Being Rosalind

By Carina Rampelt

 

We’re in Venice and I’m eavesdropping on German tourists.

There’s eight of us in a shop that’s tiny even by Venetian standards. The shopkeeper-slash-mask-maker, a greying Italian in a black apron smudged here and there with gold sparkles; two middle-aged German women; my family and me.

Clumped together in a corner so we’re almost touching, my siblings and I admire a wall of masks. A sun-face, a moon-face and a star-face beam down on us. A cello-woman gazes lovingly at a saxophone-man. A cat and a dog hang unblinkingly side by side. Each one is carefully crafted and unique. It’s breathtaking, but I’m only half-absorbed. The other part of me is listening in on the conversation between the German women.

They admire the masks, discuss their itinerary, disapprove of the disorder of the Italians in general. It’s funny, and strangely comforting. I mean no harm. Having lived in Germany the past eleven months I can hardly help but understand what they’re saying.

I feel like I’m undercover: playing the Canadian while hiding the part of me that can masquerade as a German. A disguise over my disguise. I’m Rosalind playing Ganymede playing Rosalind.

It’s not that I was in any way ashamed of my Canadian identity, but not drawing attention to it was just easier while I was abroad. People treat you differently if they know you’re foreign. One of my housemates came to me once, asking if I had a hairdryer. I paused briefly, trying to think of the words to respond and she continued impatiently, Hairdryer? You knowhairdryer? and mimed drying her hair complete with sound effects. I had understood her fine. It just took me a moment to figure out what to say. Im not stupid, I wanted to shout, just give me the chance to answer you!

            Other people think it’s hilarious to make fun of your home country. Hey, isnt Canada just basically the 51st state? Or how about this gem: You know what Canada sounds like? Keiner da!* Its true, right? Theres, like, no one there.

My disguise was almost a way of marking my progress. If people were surprised when I told them I was Canadian, it meant my German was getting better—that my accent was less noticeable, or I was culturally adept enough to pass as a native. It felt like success. And when you’re culturally confounded, feeling like you’re stumbling around in a dark that everyone else has no trouble navigating, those tiny moments of validation are the bits of light that keep you going. You might not understand everything. You might not always feel like you’re understood. But you know you’re getting closer.

Now, with my family again, I feel foreign. My English comes slowly, difficultly. I didn’t believe it was possible of my mother tongue. I construct sentences backwards, used to German grammar. I forget words. It’s not the same language it was a year ago…I have to learn new slang and cultural nuances. I have no idea what a ‘selfie’ is. I’m with the people who should make me feel most at home in the world, but I’ve never felt so alone.
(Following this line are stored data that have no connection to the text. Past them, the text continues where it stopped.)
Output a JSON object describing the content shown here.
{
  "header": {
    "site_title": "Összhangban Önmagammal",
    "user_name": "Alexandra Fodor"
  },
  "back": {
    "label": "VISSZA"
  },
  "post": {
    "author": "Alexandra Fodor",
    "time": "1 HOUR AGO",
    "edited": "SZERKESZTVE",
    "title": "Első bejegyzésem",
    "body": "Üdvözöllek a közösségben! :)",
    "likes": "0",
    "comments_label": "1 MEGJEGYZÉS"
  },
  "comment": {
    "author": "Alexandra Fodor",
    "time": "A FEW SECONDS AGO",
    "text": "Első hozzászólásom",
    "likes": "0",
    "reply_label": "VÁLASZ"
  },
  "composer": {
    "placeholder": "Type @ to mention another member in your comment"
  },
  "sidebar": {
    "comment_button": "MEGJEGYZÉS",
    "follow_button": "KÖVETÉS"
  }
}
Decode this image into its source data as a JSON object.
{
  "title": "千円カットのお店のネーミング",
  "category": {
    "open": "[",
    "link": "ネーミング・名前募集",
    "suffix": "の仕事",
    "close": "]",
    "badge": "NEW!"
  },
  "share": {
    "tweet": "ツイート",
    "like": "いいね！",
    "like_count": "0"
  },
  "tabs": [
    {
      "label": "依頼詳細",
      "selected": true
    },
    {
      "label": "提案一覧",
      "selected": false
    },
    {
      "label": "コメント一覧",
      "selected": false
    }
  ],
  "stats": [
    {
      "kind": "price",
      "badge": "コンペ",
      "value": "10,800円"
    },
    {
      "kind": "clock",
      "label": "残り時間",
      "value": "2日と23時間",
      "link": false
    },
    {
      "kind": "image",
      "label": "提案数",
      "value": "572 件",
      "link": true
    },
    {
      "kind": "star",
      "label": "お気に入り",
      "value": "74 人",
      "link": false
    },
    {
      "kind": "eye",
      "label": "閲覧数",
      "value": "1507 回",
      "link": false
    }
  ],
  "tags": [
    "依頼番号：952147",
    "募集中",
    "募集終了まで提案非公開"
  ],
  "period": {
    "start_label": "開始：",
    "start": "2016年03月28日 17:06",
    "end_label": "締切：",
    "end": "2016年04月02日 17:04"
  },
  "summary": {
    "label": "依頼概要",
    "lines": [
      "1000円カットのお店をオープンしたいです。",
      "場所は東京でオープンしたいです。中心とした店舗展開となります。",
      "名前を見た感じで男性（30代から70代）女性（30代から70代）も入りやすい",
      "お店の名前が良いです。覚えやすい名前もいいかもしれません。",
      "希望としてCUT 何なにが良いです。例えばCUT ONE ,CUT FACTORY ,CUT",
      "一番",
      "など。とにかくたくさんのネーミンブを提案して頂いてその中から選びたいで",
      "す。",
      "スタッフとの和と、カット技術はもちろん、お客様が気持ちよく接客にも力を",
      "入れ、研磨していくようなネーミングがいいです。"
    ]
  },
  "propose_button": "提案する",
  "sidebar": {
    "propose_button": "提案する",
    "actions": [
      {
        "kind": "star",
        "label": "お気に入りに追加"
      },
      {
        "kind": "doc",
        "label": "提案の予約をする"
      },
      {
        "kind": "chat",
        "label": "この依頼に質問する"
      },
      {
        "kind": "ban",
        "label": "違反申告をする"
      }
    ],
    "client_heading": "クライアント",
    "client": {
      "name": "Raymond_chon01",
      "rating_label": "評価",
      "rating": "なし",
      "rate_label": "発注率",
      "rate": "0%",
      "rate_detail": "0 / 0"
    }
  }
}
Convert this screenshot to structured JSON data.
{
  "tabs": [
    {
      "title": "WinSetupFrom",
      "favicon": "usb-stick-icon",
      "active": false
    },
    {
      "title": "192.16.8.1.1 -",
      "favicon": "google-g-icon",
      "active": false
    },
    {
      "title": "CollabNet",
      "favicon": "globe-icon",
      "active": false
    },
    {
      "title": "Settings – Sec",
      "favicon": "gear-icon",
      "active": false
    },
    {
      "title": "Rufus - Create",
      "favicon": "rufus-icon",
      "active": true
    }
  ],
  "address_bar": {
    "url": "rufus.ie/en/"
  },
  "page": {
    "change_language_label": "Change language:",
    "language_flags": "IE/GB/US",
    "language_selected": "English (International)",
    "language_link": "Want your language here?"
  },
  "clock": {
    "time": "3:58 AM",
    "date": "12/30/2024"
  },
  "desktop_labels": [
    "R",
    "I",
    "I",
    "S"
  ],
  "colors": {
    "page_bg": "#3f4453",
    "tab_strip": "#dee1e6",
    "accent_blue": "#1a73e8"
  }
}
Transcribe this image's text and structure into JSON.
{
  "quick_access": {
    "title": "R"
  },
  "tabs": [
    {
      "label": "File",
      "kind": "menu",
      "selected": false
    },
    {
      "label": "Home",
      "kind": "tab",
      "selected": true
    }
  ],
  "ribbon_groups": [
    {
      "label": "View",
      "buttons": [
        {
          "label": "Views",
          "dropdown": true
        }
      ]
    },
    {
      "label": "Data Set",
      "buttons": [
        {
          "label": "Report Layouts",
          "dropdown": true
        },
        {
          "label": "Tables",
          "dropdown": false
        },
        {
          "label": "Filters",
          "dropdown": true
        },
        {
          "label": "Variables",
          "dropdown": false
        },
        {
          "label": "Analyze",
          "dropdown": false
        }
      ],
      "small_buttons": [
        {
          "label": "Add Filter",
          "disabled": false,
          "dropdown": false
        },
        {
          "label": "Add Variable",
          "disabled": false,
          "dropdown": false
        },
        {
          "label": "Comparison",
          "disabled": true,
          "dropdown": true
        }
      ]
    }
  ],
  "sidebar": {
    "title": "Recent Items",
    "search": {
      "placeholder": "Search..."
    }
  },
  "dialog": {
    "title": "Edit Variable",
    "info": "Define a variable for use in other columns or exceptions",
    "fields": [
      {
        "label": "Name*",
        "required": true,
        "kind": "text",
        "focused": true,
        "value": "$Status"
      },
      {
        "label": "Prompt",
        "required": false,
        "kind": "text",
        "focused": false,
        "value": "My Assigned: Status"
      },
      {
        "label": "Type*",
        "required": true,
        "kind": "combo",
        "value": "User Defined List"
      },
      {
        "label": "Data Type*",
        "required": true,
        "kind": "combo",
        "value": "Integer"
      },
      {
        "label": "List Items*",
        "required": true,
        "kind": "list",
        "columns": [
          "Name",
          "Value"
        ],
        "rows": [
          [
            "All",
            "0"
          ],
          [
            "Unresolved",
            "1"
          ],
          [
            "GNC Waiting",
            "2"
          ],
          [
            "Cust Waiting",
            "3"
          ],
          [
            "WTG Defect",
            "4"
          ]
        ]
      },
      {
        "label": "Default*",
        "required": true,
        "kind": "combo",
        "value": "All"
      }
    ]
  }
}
I’m Rosalind pretending to be Rosalind, and I’m not even sure who that is any more.

I turn around to leave the shop.

Entschuldigen Sie, bitte. I tell the German women, as I scoot around them. Excuse me, please. Their eyes widen in surprise, but they smile with the unexpected delight of stumbling across someone who speaks their native language. It gives me hope. Maybe I can learn to reconcile my two identities. Maybe I don’t have to pick one or the other. Maybe I can be both Rosalind and Ganymede and still be Carina.

So tell me, I ask my sister as we depart, what exactly is a selfie?